By Scott Kilman, Wall Street Journal
We're getting to the point where the plants don't have much flowers left. It's not good news." – Agronomist Bill Wiebold
The worst drought across the east-central United States since 1988 is shrinking potential harvests of corn and soybeans, and slowing commercial shipping on some rivers.
The dry spell, now in its fifth month, is blistering productive farmland and draining tributaries that feed the Mississippi and Illinois rivers. Those are crucial pathways for hauling commodities such as salt, petroleum products and cement-making materials to Midwest cities....

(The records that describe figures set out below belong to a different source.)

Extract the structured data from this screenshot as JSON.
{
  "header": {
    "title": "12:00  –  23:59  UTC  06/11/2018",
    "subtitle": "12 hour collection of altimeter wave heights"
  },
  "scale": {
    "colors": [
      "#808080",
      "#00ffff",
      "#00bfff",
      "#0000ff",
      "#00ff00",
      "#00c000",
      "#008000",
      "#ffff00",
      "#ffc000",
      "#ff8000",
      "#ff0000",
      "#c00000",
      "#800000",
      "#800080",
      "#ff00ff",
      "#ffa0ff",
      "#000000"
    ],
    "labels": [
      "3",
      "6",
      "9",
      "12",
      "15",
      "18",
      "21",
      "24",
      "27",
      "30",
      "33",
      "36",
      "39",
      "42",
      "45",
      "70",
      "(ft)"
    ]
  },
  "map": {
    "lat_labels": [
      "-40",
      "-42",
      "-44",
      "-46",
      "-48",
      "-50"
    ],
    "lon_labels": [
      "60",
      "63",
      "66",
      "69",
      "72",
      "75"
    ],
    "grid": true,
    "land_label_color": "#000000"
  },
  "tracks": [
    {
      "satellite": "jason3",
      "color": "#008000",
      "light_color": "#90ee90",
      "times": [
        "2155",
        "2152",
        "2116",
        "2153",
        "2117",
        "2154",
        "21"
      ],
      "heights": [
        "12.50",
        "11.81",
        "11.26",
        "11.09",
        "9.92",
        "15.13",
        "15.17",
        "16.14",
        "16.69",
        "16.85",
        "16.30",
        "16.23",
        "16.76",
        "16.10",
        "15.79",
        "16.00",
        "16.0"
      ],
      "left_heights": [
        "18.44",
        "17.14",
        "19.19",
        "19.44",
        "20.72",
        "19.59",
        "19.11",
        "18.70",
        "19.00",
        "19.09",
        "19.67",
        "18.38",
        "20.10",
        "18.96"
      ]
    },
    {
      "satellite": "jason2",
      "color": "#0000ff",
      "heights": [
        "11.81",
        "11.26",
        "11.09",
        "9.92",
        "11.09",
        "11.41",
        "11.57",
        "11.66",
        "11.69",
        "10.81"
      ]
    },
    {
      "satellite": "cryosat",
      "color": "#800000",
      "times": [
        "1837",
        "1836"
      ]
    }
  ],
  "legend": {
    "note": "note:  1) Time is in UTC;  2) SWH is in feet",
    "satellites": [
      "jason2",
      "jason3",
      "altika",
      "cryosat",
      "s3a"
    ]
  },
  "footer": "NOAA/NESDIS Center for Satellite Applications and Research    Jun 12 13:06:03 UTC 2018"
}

So far, the economic fallout from the prolonged drought isn't as broad as the impact of the 1988 dry spell, which shrank the U.S. corn harvest by 31 percent and sped the consolidation of American farms. The swath of affected land this time is much narrower than it was 17 years ago.
Moreover, the economic damage from the drought is being partly offset by a marked easing of a drought across the northern Plains that baked farms and ranches for more than five years. Most economists, for example, expect the rate of overall food inflation to cool this year, largely because of weakening cattle prices.
The Midwest state hardest hit by the drought has been Illinois, typically the nation's biggest producer of soybeans and the second-largest producer of corn, behind Iowa.
According to state authorities, tens of thousands of Illinois farmers already have lost one-third of their potential crops, which is worrying merchants in farm towns across the state. A survey by the U.S. Department of Agriculture found that 55 percent of the Illinois corn crop was in very poor or poor condition last week, as well as 34 percent of the soybean crop and 74 percent of Illinois pastures....
Production of corn nationwide should fall 16 percent this year, to 9.9 billion bushels from last year's record harvest of 11.8 billion bushels, mostly because of drought damage in Illinois, eastern Iowa and Missouri, said Dan Basse, president of AgResource Co., a commodity forecasting concern in Chicago.